Identifying mRNAs associated with a synaptogenic calcium-mediated pathway
Prof. Brian Ackley, Department of Molecular Biosciences
University of Kansas
Project dates: 2012-2015
Mentor: Erik Lundquist
Voltage-gated calcium channels (VGCCs) are the engines that drive the synapse. They are required for vesicle exocytosis, and it is now clear that these molecules are critically important to the dynamics of formation, maintenance, adaption and elimination that underlie changes in neural networks. Therefore, as we study these molecules and their mode of action, we will gain a much clearer understanding of the basic assembly of the nervous system. VGCCs have been linked to human diseases and disorders, most closely to epilepsy. In epileptic conditions excessive neural activity could result in structural changes in the brain. Also, treatment with anti-epilepsy drugs (AEDs) that inhibit VGCCs and/or activity could have detrimental effects on memory formation. In fact, epilepsy is commonly co-morbid with cognitive and psychiatric disorders, and AED treatment has been linked to poor cognitive function. We have identified genetic pathways that separate neural transmission and the facilitation of synapse formation downstream of VGCC activity.

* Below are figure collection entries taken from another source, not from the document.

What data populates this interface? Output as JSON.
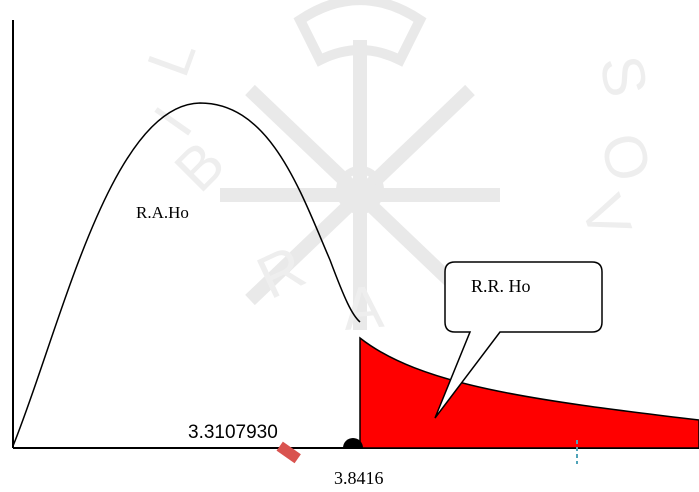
{
  "diagram": {
    "acceptance_label": "R.A.Ho",
    "rejection_label": "R.R. Ho",
    "computed_value": "3.3107930",
    "critical_value": "3.8416",
    "watermark_letters": [
      "L",
      "I",
      "B",
      "R",
      "A",
      "V",
      "O",
      "S"
    ]
  },
  "colors": {
    "rejection_fill": "#ff0000",
    "curve": "#000000",
    "axis": "#000000",
    "marker": "#d9534f",
    "tick": "#4fa3b8",
    "watermark": "#e6e6e6"
  }
}
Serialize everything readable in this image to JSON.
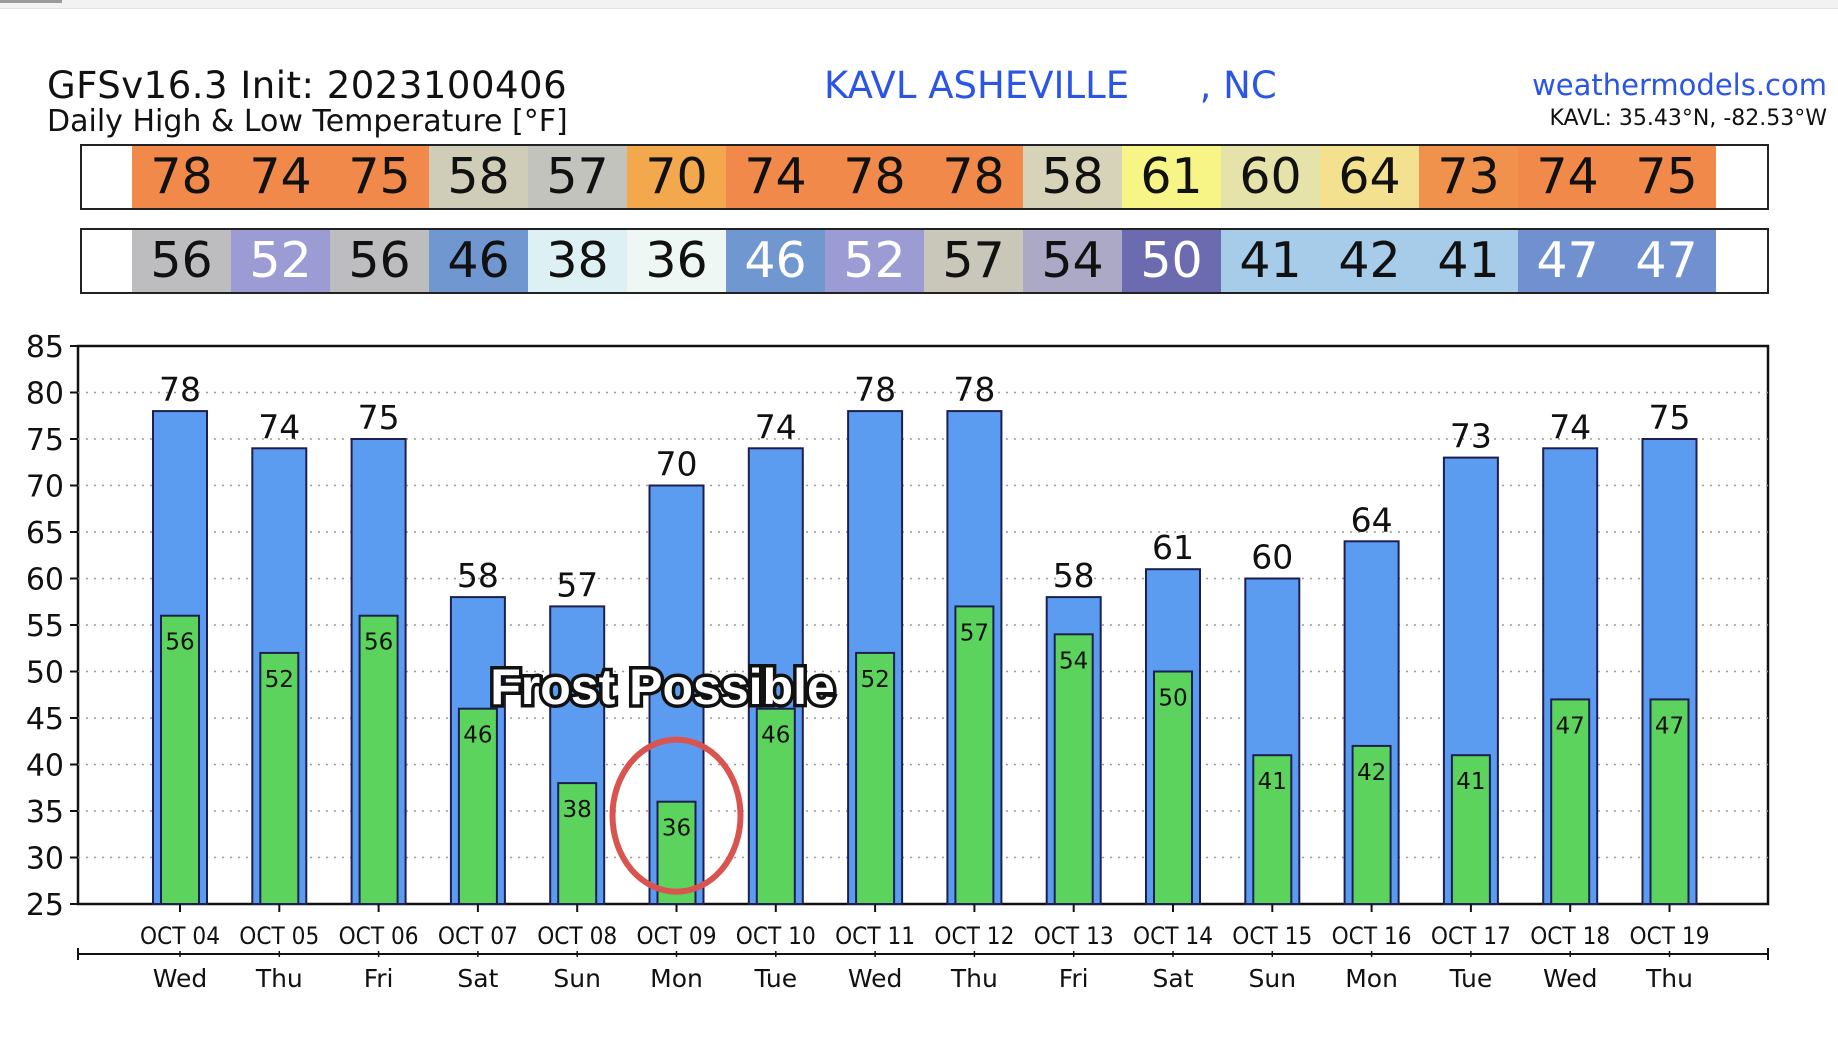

Here our goal is to further the understanding of how these proteins contribute to neuronal development. Using animals that have mutations that inactivate or hyperactive synaptic VGCCs we will obtain transcriptome profiles to identify genes that are transcriptionally regulated by VGCC functional status. We will then target those genes for knockdown by RNAi to find molecules that contribute to VGCC-dependent synapse addition. Finally we will seek to visualize how calcium may be dynamic during times when synapses are being modified during development to correlate intracellular levels of calcium with specific changes in synapses. The organization of the C. elegans neuromuscular system provides a powerful genetic and cell biological model to study development. The primary motorneurons have many similarities to vertebrate CNS neurons, which are more difficult to study in vivo. C elegans may provide important insights into the mechanisms that underlie the formation and spacing of these types of synapses in vivo.